Wayne could not bear to think of his father lost in a telephone booth at the King’s Bridge Road traffic circle. He put the phone down and ran down Forest Road and King’s Bridge Road, and when he saw the telephone booth in the distance with cars and trucks and traffic lights and the hotel all buzzing around his father, who stood in front of the phone booth carrying a rolled-up sleeping bag, he thought how lost his father looked, how small and round and like a wild owl or a shore duck that had been blown a thousand miles off course, far from its own habitat.

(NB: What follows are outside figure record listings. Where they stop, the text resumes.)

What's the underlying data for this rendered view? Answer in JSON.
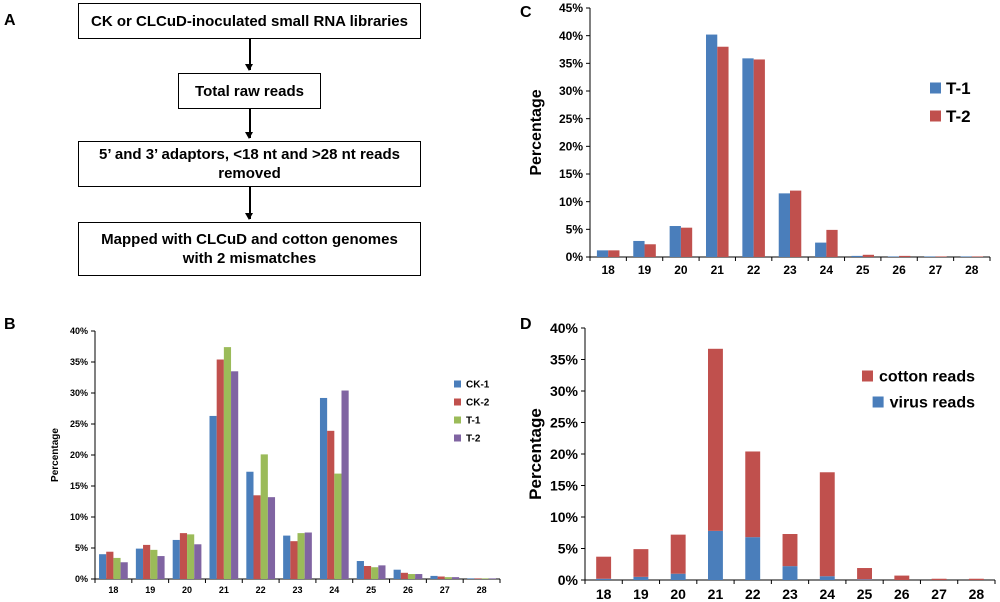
{
  "panels": {
    "A": "A",
    "B": "B",
    "C": "C",
    "D": "D"
  },
  "flowchart": {
    "steps": [
      "CK or CLCuD-inoculated small RNA libraries",
      "Total raw reads",
      "5’ and 3’ adaptors, <18 nt and >28 nt reads removed",
      "Mapped with CLCuD and cotton genomes with 2 mismatches"
    ]
  },
  "colors": {
    "blue": "#4a7ebb",
    "red": "#c0504d",
    "green": "#9bbb59",
    "purple": "#8064a2"
  },
  "chart_data": [
    {
      "panel": "B",
      "type": "bar",
      "title": "",
      "xlabel": "",
      "ylabel": "Percentage",
      "categories": [
        "18",
        "19",
        "20",
        "21",
        "22",
        "23",
        "24",
        "25",
        "26",
        "27",
        "28"
      ],
      "ylim": [
        0,
        40
      ],
      "yticks": [
        "0%",
        "5%",
        "10%",
        "15%",
        "20%",
        "25%",
        "30%",
        "35%",
        "40%"
      ],
      "legend_position": "right",
      "series": [
        {
          "name": "CK-1",
          "color": "#4a7ebb",
          "values": [
            4.0,
            4.9,
            6.3,
            26.3,
            17.3,
            7.0,
            29.2,
            2.9,
            1.5,
            0.5,
            0.1
          ]
        },
        {
          "name": "CK-2",
          "color": "#c0504d",
          "values": [
            4.4,
            5.5,
            7.4,
            35.4,
            13.5,
            6.1,
            23.9,
            2.1,
            1.0,
            0.4,
            0.1
          ]
        },
        {
          "name": "T-1",
          "color": "#9bbb59",
          "values": [
            3.4,
            4.7,
            7.2,
            37.4,
            20.1,
            7.4,
            17.0,
            1.9,
            0.8,
            0.3,
            0.1
          ]
        },
        {
          "name": "T-2",
          "color": "#8064a2",
          "values": [
            2.7,
            3.7,
            5.6,
            33.5,
            13.2,
            7.5,
            30.4,
            2.2,
            0.8,
            0.3,
            0.1
          ]
        }
      ]
    },
    {
      "panel": "C",
      "type": "bar",
      "title": "",
      "xlabel": "",
      "ylabel": "Percentage",
      "categories": [
        "18",
        "19",
        "20",
        "21",
        "22",
        "23",
        "24",
        "25",
        "26",
        "27",
        "28"
      ],
      "ylim": [
        0,
        45
      ],
      "yticks": [
        "0%",
        "5%",
        "10%",
        "15%",
        "20%",
        "25%",
        "30%",
        "35%",
        "40%",
        "45%"
      ],
      "legend_position": "right",
      "series": [
        {
          "name": "T-1",
          "color": "#4a7ebb",
          "values": [
            1.2,
            2.9,
            5.6,
            40.2,
            35.9,
            11.5,
            2.6,
            0.2,
            0.1,
            0.1,
            0.1
          ]
        },
        {
          "name": "T-2",
          "color": "#c0504d",
          "values": [
            1.2,
            2.3,
            5.3,
            38.0,
            35.7,
            12.0,
            4.9,
            0.4,
            0.2,
            0.1,
            0.1
          ]
        }
      ]
    },
    {
      "panel": "D",
      "type": "bar",
      "stacked": true,
      "title": "",
      "xlabel": "",
      "ylabel": "Percentage",
      "categories": [
        "18",
        "19",
        "20",
        "21",
        "22",
        "23",
        "24",
        "25",
        "26",
        "27",
        "28"
      ],
      "ylim": [
        0,
        40
      ],
      "yticks": [
        "0%",
        "5%",
        "10%",
        "15%",
        "20%",
        "25%",
        "30%",
        "35%",
        "40%"
      ],
      "legend_position": "right",
      "series": [
        {
          "name": "virus reads",
          "color": "#4a7ebb",
          "values": [
            0.2,
            0.5,
            1.0,
            7.8,
            6.8,
            2.2,
            0.6,
            0.1,
            0.0,
            0.0,
            0.0
          ]
        },
        {
          "name": "cotton reads",
          "color": "#c0504d",
          "values": [
            3.5,
            4.4,
            6.2,
            28.9,
            13.6,
            5.1,
            16.5,
            1.8,
            0.7,
            0.2,
            0.2
          ]
        }
      ],
      "legend_order": [
        "cotton reads",
        "virus reads"
      ]
    }
  ]
}
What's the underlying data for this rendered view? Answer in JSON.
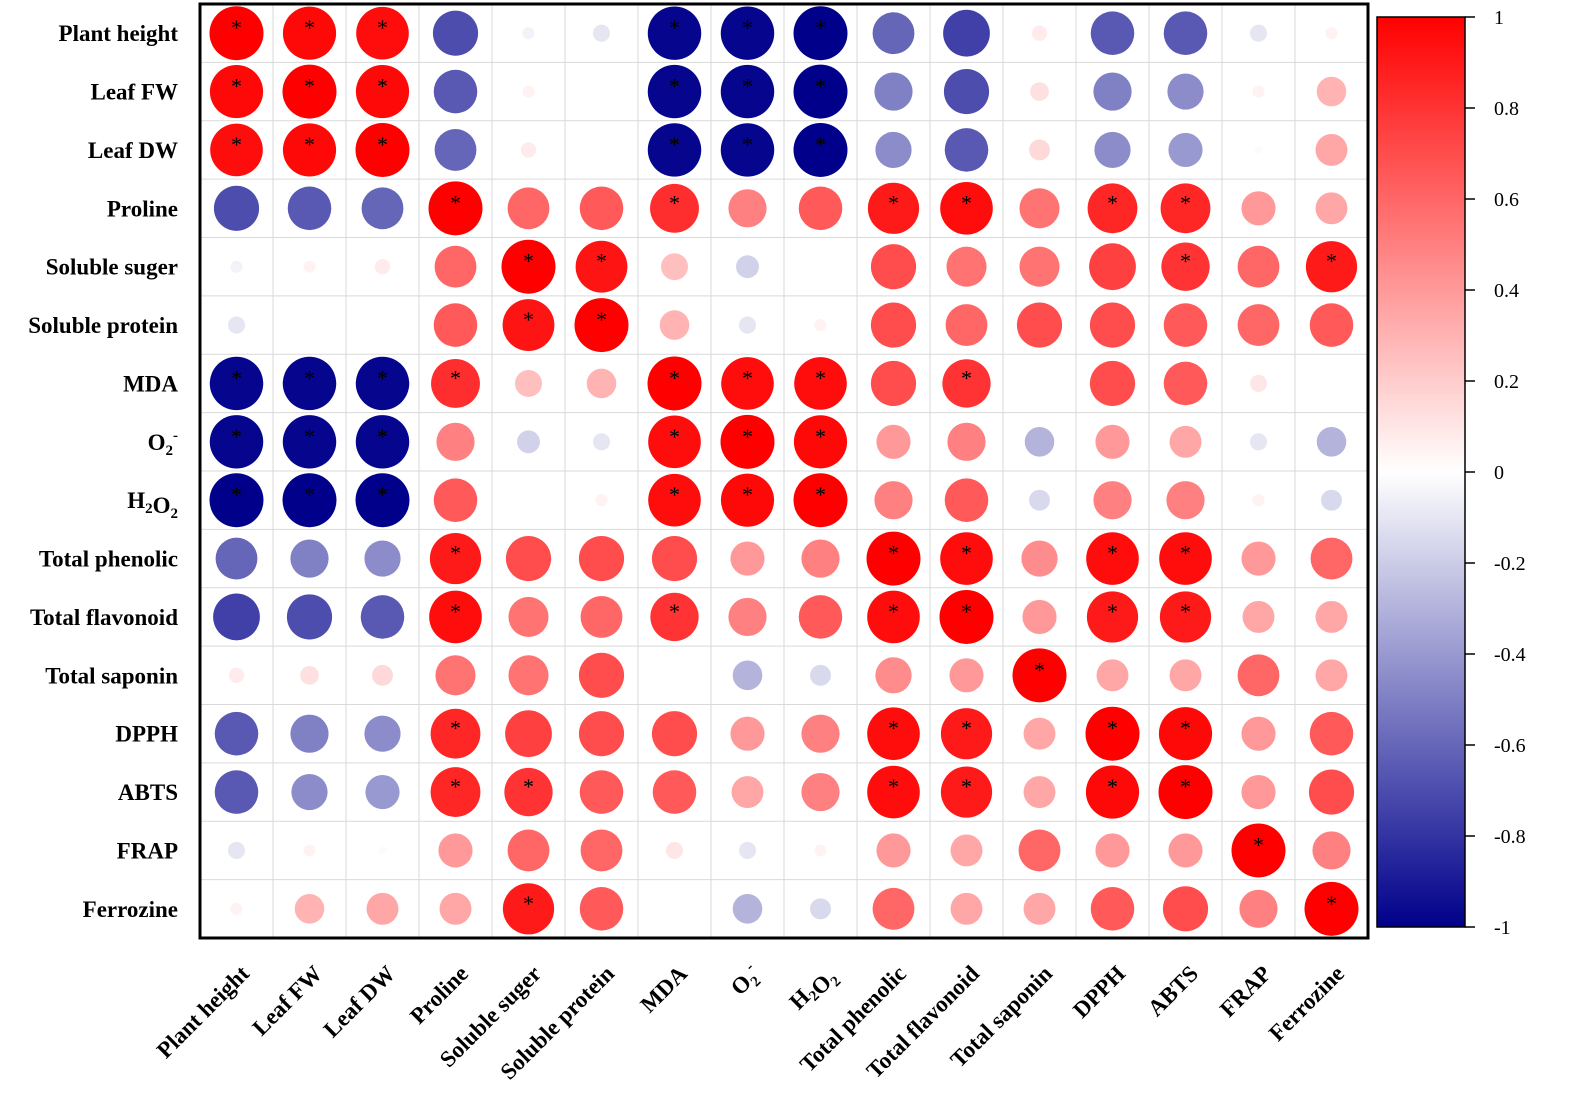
{
  "chart_data": {
    "type": "heatmap",
    "title": "",
    "variables": [
      {
        "text": "Plant height"
      },
      {
        "text": "Leaf FW"
      },
      {
        "text": "Leaf DW"
      },
      {
        "text": "Proline"
      },
      {
        "text": "Soluble suger"
      },
      {
        "text": "Soluble protein"
      },
      {
        "text": "MDA"
      },
      {
        "text": "O",
        "sub": "2",
        "sup": "-"
      },
      {
        "text": "H",
        "sub": "2",
        "text2": "O",
        "sub2": "2"
      },
      {
        "text": "Total phenolic"
      },
      {
        "text": "Total flavonoid"
      },
      {
        "text": "Total saponin"
      },
      {
        "text": "DPPH"
      },
      {
        "text": "ABTS"
      },
      {
        "text": "FRAP"
      },
      {
        "text": "Ferrozine"
      }
    ],
    "matrix": [
      [
        1,
        0.97,
        0.95,
        -0.7,
        -0.05,
        -0.1,
        -0.98,
        -0.98,
        -1,
        -0.6,
        -0.75,
        0.08,
        -0.65,
        -0.65,
        -0.1,
        0.05
      ],
      [
        0.97,
        1,
        0.97,
        -0.65,
        0.05,
        0,
        -0.98,
        -0.98,
        -1,
        -0.5,
        -0.7,
        0.12,
        -0.5,
        -0.45,
        0.05,
        0.3
      ],
      [
        0.95,
        0.97,
        1,
        -0.6,
        0.08,
        0,
        -0.98,
        -0.98,
        -1,
        -0.45,
        -0.65,
        0.15,
        -0.45,
        -0.4,
        0.02,
        0.35
      ],
      [
        -0.7,
        -0.65,
        -0.6,
        1,
        0.6,
        0.65,
        0.82,
        0.5,
        0.65,
        0.9,
        0.95,
        0.55,
        0.85,
        0.85,
        0.4,
        0.35
      ],
      [
        -0.05,
        0.05,
        0.08,
        0.6,
        1,
        0.92,
        0.25,
        -0.18,
        0,
        0.7,
        0.55,
        0.55,
        0.75,
        0.8,
        0.6,
        0.9
      ],
      [
        -0.1,
        0,
        0,
        0.65,
        0.92,
        1,
        0.3,
        -0.1,
        0.05,
        0.7,
        0.6,
        0.7,
        0.7,
        0.65,
        0.6,
        0.65
      ],
      [
        -0.98,
        -0.98,
        -0.98,
        0.82,
        0.25,
        0.3,
        1,
        0.95,
        0.95,
        0.7,
        0.8,
        0,
        0.7,
        0.65,
        0.1,
        0
      ],
      [
        -0.98,
        -0.98,
        -0.98,
        0.5,
        -0.18,
        -0.1,
        0.95,
        1,
        0.97,
        0.4,
        0.5,
        -0.3,
        0.4,
        0.35,
        -0.1,
        -0.3
      ],
      [
        -1,
        -1,
        -1,
        0.65,
        0,
        0.05,
        0.95,
        0.97,
        1,
        0.5,
        0.65,
        -0.15,
        0.5,
        0.5,
        0.05,
        -0.15
      ],
      [
        -0.6,
        -0.5,
        -0.45,
        0.9,
        0.7,
        0.7,
        0.7,
        0.4,
        0.5,
        1,
        0.95,
        0.45,
        0.95,
        0.95,
        0.4,
        0.6
      ],
      [
        -0.75,
        -0.7,
        -0.65,
        0.95,
        0.55,
        0.6,
        0.8,
        0.5,
        0.65,
        0.95,
        1,
        0.4,
        0.9,
        0.9,
        0.35,
        0.35
      ],
      [
        0.08,
        0.12,
        0.15,
        0.55,
        0.55,
        0.7,
        0,
        -0.3,
        -0.15,
        0.45,
        0.4,
        1,
        0.35,
        0.35,
        0.6,
        0.35
      ],
      [
        -0.65,
        -0.5,
        -0.45,
        0.85,
        0.75,
        0.7,
        0.7,
        0.4,
        0.5,
        0.95,
        0.9,
        0.35,
        1,
        0.97,
        0.4,
        0.65
      ],
      [
        -0.65,
        -0.45,
        -0.4,
        0.85,
        0.8,
        0.65,
        0.65,
        0.35,
        0.5,
        0.95,
        0.9,
        0.35,
        0.97,
        1,
        0.4,
        0.7
      ],
      [
        -0.1,
        0.05,
        0.02,
        0.4,
        0.6,
        0.6,
        0.1,
        -0.1,
        0.05,
        0.4,
        0.35,
        0.6,
        0.4,
        0.4,
        1,
        0.5
      ],
      [
        0.05,
        0.3,
        0.35,
        0.35,
        0.9,
        0.65,
        0,
        -0.3,
        -0.15,
        0.6,
        0.35,
        0.35,
        0.65,
        0.7,
        0.5,
        1
      ]
    ],
    "significant": [
      [
        0,
        0
      ],
      [
        0,
        1
      ],
      [
        0,
        2
      ],
      [
        0,
        6
      ],
      [
        0,
        7
      ],
      [
        0,
        8
      ],
      [
        1,
        0
      ],
      [
        1,
        1
      ],
      [
        1,
        2
      ],
      [
        1,
        6
      ],
      [
        1,
        7
      ],
      [
        1,
        8
      ],
      [
        2,
        0
      ],
      [
        2,
        1
      ],
      [
        2,
        2
      ],
      [
        2,
        6
      ],
      [
        2,
        7
      ],
      [
        2,
        8
      ],
      [
        3,
        3
      ],
      [
        3,
        6
      ],
      [
        3,
        9
      ],
      [
        3,
        10
      ],
      [
        3,
        12
      ],
      [
        3,
        13
      ],
      [
        4,
        4
      ],
      [
        4,
        5
      ],
      [
        4,
        13
      ],
      [
        4,
        15
      ],
      [
        5,
        4
      ],
      [
        5,
        5
      ],
      [
        6,
        0
      ],
      [
        6,
        1
      ],
      [
        6,
        2
      ],
      [
        6,
        3
      ],
      [
        6,
        6
      ],
      [
        6,
        7
      ],
      [
        6,
        8
      ],
      [
        6,
        10
      ],
      [
        7,
        0
      ],
      [
        7,
        1
      ],
      [
        7,
        2
      ],
      [
        7,
        6
      ],
      [
        7,
        7
      ],
      [
        7,
        8
      ],
      [
        8,
        0
      ],
      [
        8,
        1
      ],
      [
        8,
        2
      ],
      [
        8,
        6
      ],
      [
        8,
        7
      ],
      [
        8,
        8
      ],
      [
        9,
        3
      ],
      [
        9,
        9
      ],
      [
        9,
        10
      ],
      [
        9,
        12
      ],
      [
        9,
        13
      ],
      [
        10,
        3
      ],
      [
        10,
        6
      ],
      [
        10,
        9
      ],
      [
        10,
        10
      ],
      [
        10,
        12
      ],
      [
        10,
        13
      ],
      [
        11,
        11
      ],
      [
        12,
        3
      ],
      [
        12,
        9
      ],
      [
        12,
        10
      ],
      [
        12,
        12
      ],
      [
        12,
        13
      ],
      [
        13,
        3
      ],
      [
        13,
        4
      ],
      [
        13,
        9
      ],
      [
        13,
        10
      ],
      [
        13,
        12
      ],
      [
        13,
        13
      ],
      [
        14,
        14
      ],
      [
        15,
        4
      ],
      [
        15,
        15
      ]
    ],
    "significance_mark": "*",
    "colorbar": {
      "range": [
        -1,
        1
      ],
      "ticks": [
        "1",
        "0.8",
        "0.6",
        "0.4",
        "0.2",
        "0",
        "-0.2",
        "-0.4",
        "-0.6",
        "-0.8",
        "-1"
      ],
      "colors": {
        "negative": "#00008b",
        "zero": "#ffffff",
        "positive": "#ff0000"
      }
    }
  }
}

When Treadway saw Wayne’s apartment, how bare it was, he said, “It’s a good thing I brought my sleeping bag.” But he did not dwell on this or make Wayne feel as if the apartment was not good. Treadway had slept in harder conditions than this, and he made do with the floor as his son did. There was a bedroom, and Treadway rolled his jacket into a pillow and said the floor was palatial. Hearing his father say this made Wayne realize Treadway had the capacity in him to be funny, which Wayne had not known. Treadway unrolled his sleeping bag and took out of it another bag, one of the woven fertilizer bags he normally used to bring sawdust from Goudie’s sawmill to pack around his carrots in the winter shed. From that bag Treadway took a coil of snare wire and his toothbrush and three pairs of socks and three pairs of underwear, which Wayne realized was the sum of his luggage.

“Let’s go to Ches’s for fish and chips.” Treadway folded the fertilizer bag flat and tucked it into his waistband. Wayne was surprised his father knew about Ches’s.

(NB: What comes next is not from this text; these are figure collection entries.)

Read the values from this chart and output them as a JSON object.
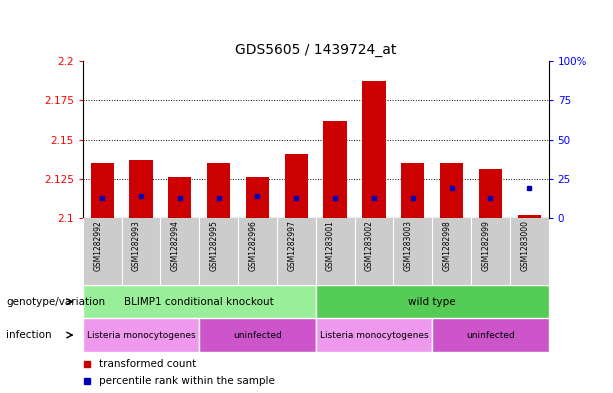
{
  "title": "GDS5605 / 1439724_at",
  "samples": [
    "GSM1282992",
    "GSM1282993",
    "GSM1282994",
    "GSM1282995",
    "GSM1282996",
    "GSM1282997",
    "GSM1283001",
    "GSM1283002",
    "GSM1283003",
    "GSM1282998",
    "GSM1282999",
    "GSM1283000"
  ],
  "red_values": [
    2.135,
    2.137,
    2.126,
    2.135,
    2.126,
    2.141,
    2.162,
    2.187,
    2.135,
    2.135,
    2.131,
    2.102
  ],
  "blue_values": [
    2.113,
    2.114,
    2.113,
    2.113,
    2.114,
    2.113,
    2.113,
    2.113,
    2.113,
    2.119,
    2.113,
    2.119
  ],
  "ymin": 2.1,
  "ymax": 2.2,
  "yticks": [
    2.1,
    2.125,
    2.15,
    2.175,
    2.2
  ],
  "y2ticks": [
    0,
    25,
    50,
    75,
    100
  ],
  "bar_width": 0.6,
  "red_color": "#cc0000",
  "blue_color": "#0000bb",
  "plot_bg": "#ffffff",
  "xtick_bg": "#cccccc",
  "genotype_groups": [
    {
      "label": "BLIMP1 conditional knockout",
      "start": 0,
      "end": 6,
      "color": "#99ee99"
    },
    {
      "label": "wild type",
      "start": 6,
      "end": 12,
      "color": "#55cc55"
    }
  ],
  "infection_groups": [
    {
      "label": "Listeria monocytogenes",
      "start": 0,
      "end": 3,
      "color": "#ee99ee"
    },
    {
      "label": "uninfected",
      "start": 3,
      "end": 6,
      "color": "#cc55cc"
    },
    {
      "label": "Listeria monocytogenes",
      "start": 6,
      "end": 9,
      "color": "#ee99ee"
    },
    {
      "label": "uninfected",
      "start": 9,
      "end": 12,
      "color": "#cc55cc"
    }
  ],
  "legend_red": "transformed count",
  "legend_blue": "percentile rank within the sample",
  "genotype_label": "genotype/variation",
  "infection_label": "infection"
}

“It’s famous,” Treadway said. “Everyone has read about Ches’s.”

In fact, Wayne told him, Leo’s was better than Ches’s. Leo’s was not as famous but they fried the fish twice and the batter puffed like a cloud, and the fish was better too. Treadway said he was starving, so they walked together back to Military Road and up to the end of Long’s Hill, where all the fish and chip shops were. As they walked, Treadway kept surprising Wayne with things he knew about the local roads and architecture and details of the city.

“They got the stones for that from Galway,” Treadway said as they passed the basilica. “The limestone anyway. The granite they brought over from Dublin.” He looked at everything and seemed interested in it. When they reached Leo’s, Treadway sat down and scuffed his feet over the floor and said, “You don’t get many terrazzo floors anymore.”

Wayne had been in Leo’s many times and had not noticed the floor. Now he looked at it.

“It’s old. Cracked,” Treadway said. “They can’t get anybody to fix it in this day and age. But beautiful.”